Dawn of a New Rome -
Chapter 44: The Peace of Predators
Chapter 44: The Peace of Predators
The years that followed the fall of Maximinus Daia were a period of tense, watchful peace across the Roman world. Two suns now occupied the sky, one in the West and one in the East. In Trier, Constantine used this peace to forge his domain into a sword. The gold of Hispania and Africa flowed into his treasury, and from there into the pockets of his soldiers and the workshops of his armories. His legions, no longer fighting Gauls or Franks, now drilled in massive, mock battles, practicing the complex maneuvers he devised, their discipline and cohesion becoming legendary.
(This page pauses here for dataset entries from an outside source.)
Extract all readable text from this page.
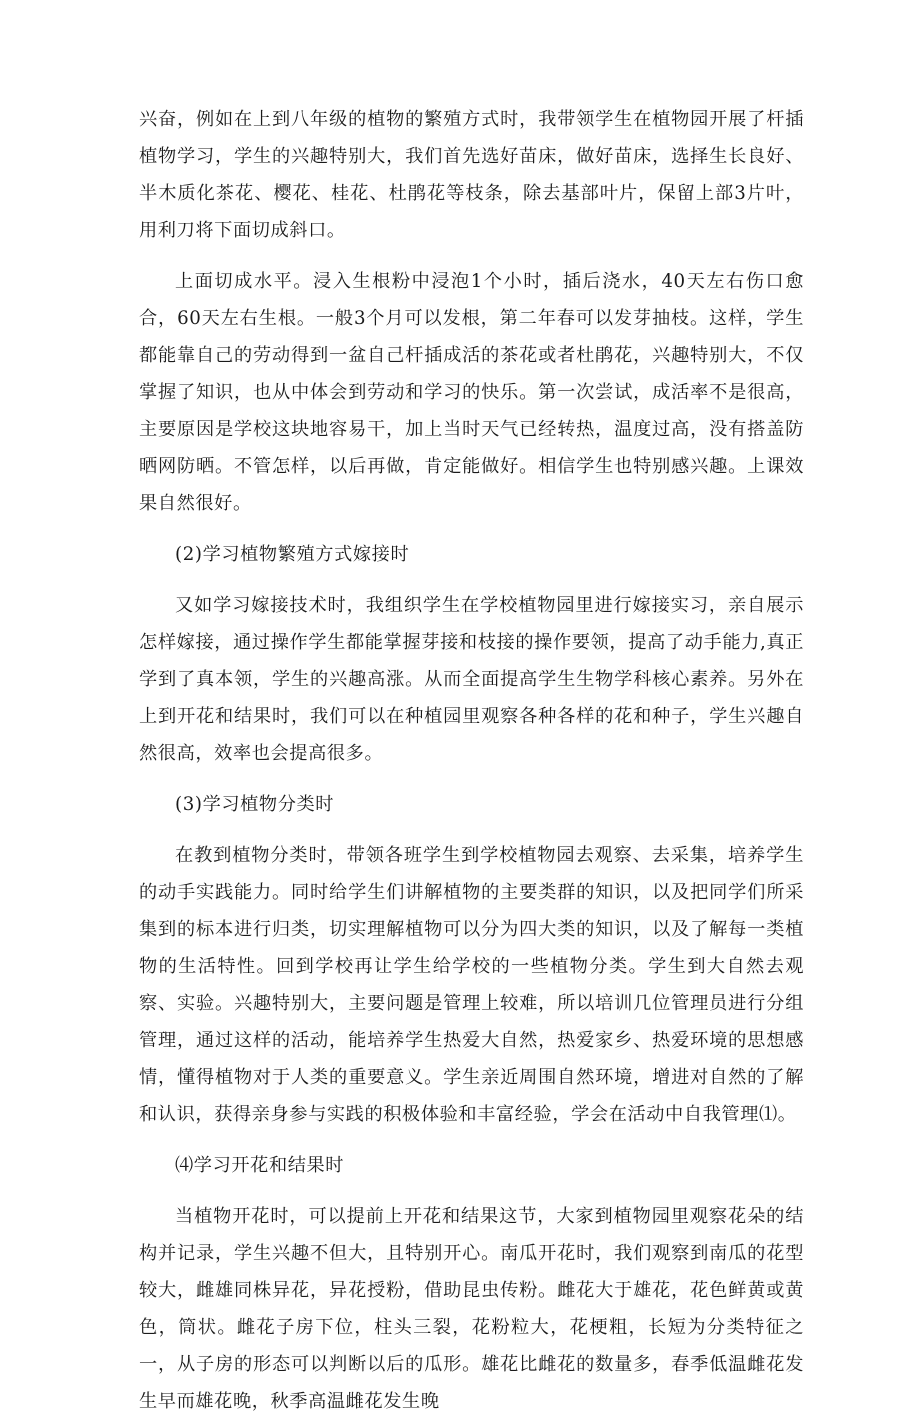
兴奋，例如在上到八年级的植物的繁殖方式时，我带领学生在植物园开展了杆插植物学习，学生的兴趣特别大，我们首先选好苗床，做好苗床，选择生长良好、半木质化茶花、樱花、桂花、杜鹃花等枝条，除去基部叶片，保留上部3片叶，用利刀将下面切成斜口。

上面切成水平。浸入生根粉中浸泡1个小时，插后浇水，40天左右伤口愈合，60天左右生根。一般3个月可以发根，第二年春可以发芽抽枝。这样，学生都能靠自己的劳动得到一盆自己杆插成活的茶花或者杜鹃花，兴趣特别大，不仅掌握了知识，也从中体会到劳动和学习的快乐。第一次尝试，成活率不是很高，主要原因是学校这块地容易干，加上当时天气已经转热，温度过高，没有搭盖防晒网防晒。不管怎样，以后再做，肯定能做好。相信学生也特别感兴趣。上课效果自然很好。

(2)学习植物繁殖方式嫁接时

又如学习嫁接技术时，我组织学生在学校植物园里进行嫁接实习，亲自展示怎样嫁接，通过操作学生都能掌握芽接和枝接的操作要领，提高了动手能力,真正学到了真本领，学生的兴趣高涨。从而全面提高学生生物学科核心素养。另外在上到开花和结果时，我们可以在种植园里观察各种各样的花和种子，学生兴趣自然很高，效率也会提高很多。

(3)学习植物分类时

在教到植物分类时，带领各班学生到学校植物园去观察、去采集，培养学生的动手实践能力。同时给学生们讲解植物的主要类群的知识，以及把同学们所采集到的标本进行归类，切实理解植物可以分为四大类的知识，以及了解每一类植物的生活特性。回到学校再让学生给学校的一些植物分类。学生到大自然去观察、实验。兴趣特别大，主要问题是管理上较难，所以培训几位管理员进行分组管理，通过这样的活动，能培养学生热爱大自然，热爱家乡、热爱环境的思想感情，懂得植物对于人类的重要意义。学生亲近周围自然环境，增进对自然的了解和认识，获得亲身参与实践的积极体验和丰富经验，学会在活动中自我管理⑴。

⑷学习开花和结果时

当植物开花时，可以提前上开花和结果这节，大家到植物园里观察花朵的结构并记录，学生兴趣不但大，且特别开心。南瓜开花时，我们观察到南瓜的花型较大，雌雄同株异花，异花授粉，借助昆虫传粉。雌花大于雄花，花色鲜黄或黄色，筒状。雌花子房下位，柱头三裂，花粉粒大，花梗粗，长短为分类特征之一，从子房的形态可以判断以后的瓜形。雄花比雌花的数量多，春季低温雌花发生早而雄花晚，秋季高温雌花发生晚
Licinius, from his capitals in the East, did the same. Valerius’s reports painted a picture of a mirror image: legions being raised on the Danube frontier, fleets being constructed in the ports of Greece, and a treasury being filled with the wealth of Egypt and Asia. The two Augusti exchanged formal, cordial letters, celebrating the peace and unity of the Empire, while both knew they were merely sharpening their knives for the inevitable duel.
"Licinius begins to restrict the gatherings of Christian bishops," Valerius reported to Constantine one evening. "He has dismissed any Christians from his personal household staff. He claims they are politically loyal to you because of your Edict."
"He is not wrong," Constantine replied, a flicker of cold amusement in his eye. "But his actions will only drive them further into my camp. Let him make enemies of his own people. It will save my legions work later."
He knew he could not be the one to break the peace. The alliance, sealed with his own sister’s marriage, was too public, his own image as a restorer of order too valuable to tarnish with naked aggression. He needed a cause, a justification. If Licinius would not provide one, Constantine would manufacture it.
His chosen pawn was a well-regarded senator named Bassianus, who was married to Anastasia, another of Constantine’s half-sisters. In a public ceremony, Constantine elevated Bassianus to the rank of Caesar, granting him nominal authority over Italy and a small personal guard. To the world, it was a sensible administrative move, a sign of trust and a delegation of authority to help govern his vast Western territories. To Constantine, it was the first move in a deadly game.
He knew from Valerius’s network that Licinius had agents in Rome, men tasked with observing and sowing dissent. He now gave Valerius a new, subtle task: ensure these agents took notice of the new Caesar. Ensure Bassianus, a man known to be more ambitious than intelligent, was seen as a potential piece to be turned. "A man given a little power always craves more," Constantine explained to a questioning Fausta. "And Licinius is a man who cannot resist the temptation to meddle in his rival’s house. We will give him a weakness to exploit."
Fausta, whose own father had been a master of such schemes, understood perfectly. "You are baiting a trap for my sister’s husband, using my other sister’s husband as the lure." She shook her head, a small, admiring smile on her lips. "The webs you weave, Augustus."
The trap was laid with chilling patience. Valerius’s agents watched as one of Licinius’s spies made contact with Bassianus’s brother, Senecio. Promises were made. A plot was hatched: Bassianus would assassinate Constantine during a planned inspection tour, and Licinius would then support his claim to the West, presumably as his own junior partner. It was clumsy, predictable, and perfect. Valerius’s men intercepted the coded dispatches, acquiring undeniable proof of the conspiracy, implicating not only Bassianus and his brother, but Licinius himself.
With the evidence in hand, Constantine acted. He summoned his new Caesar, Bassianus, from Rome to his court, which had moved to the southern city of Arelate to oversee naval preparations. Bassianus arrived full of self-importance, believing he was to be given a greater command. He entered the main hall of the praetorium to find Constantine waiting for him, not with his usual retinue, but alone with Valerius and a dozen guards of the Scholae Palatinae, their faces like stone.
"Caesar Bassianus," Constantine greeted him, his voice soft. "Thank you for coming so swiftly." "Augustus," Bassianus replied with a confident bow. "I am always ready to serve the Empire." "Excellent," Constantine said. "Then you can serve it by explaining these." He gestured to a nearby table, where the damning, decoded letters between Senecio and Licinius’s agent were laid out in a neat row.
Bassianus’s face went white. The color drained from his cheeks as he stared at the proof of his treason, his ambition, his utter stupidity, laid bare. He opened his mouth, but no sound came out.
Constantine looked at his brother-in-law, at the man he had elevated and then so carefully destroyed. There was no anger in his gaze, only the cold finality of a predator whose trap had successfully sprung. "It seems my trust in you was misplaced," Constantine said, his voice a whisper of ice. "And it seems my brother Augustus in the East conspires against my life. These are grievances that cannot be resolved with words. They must be answered in steel." He now had his casus belli. The war he had spent years preparing for could finally begin, not as an act of aggression, but as a just war against a treacherous colleague who had plotted his assassination.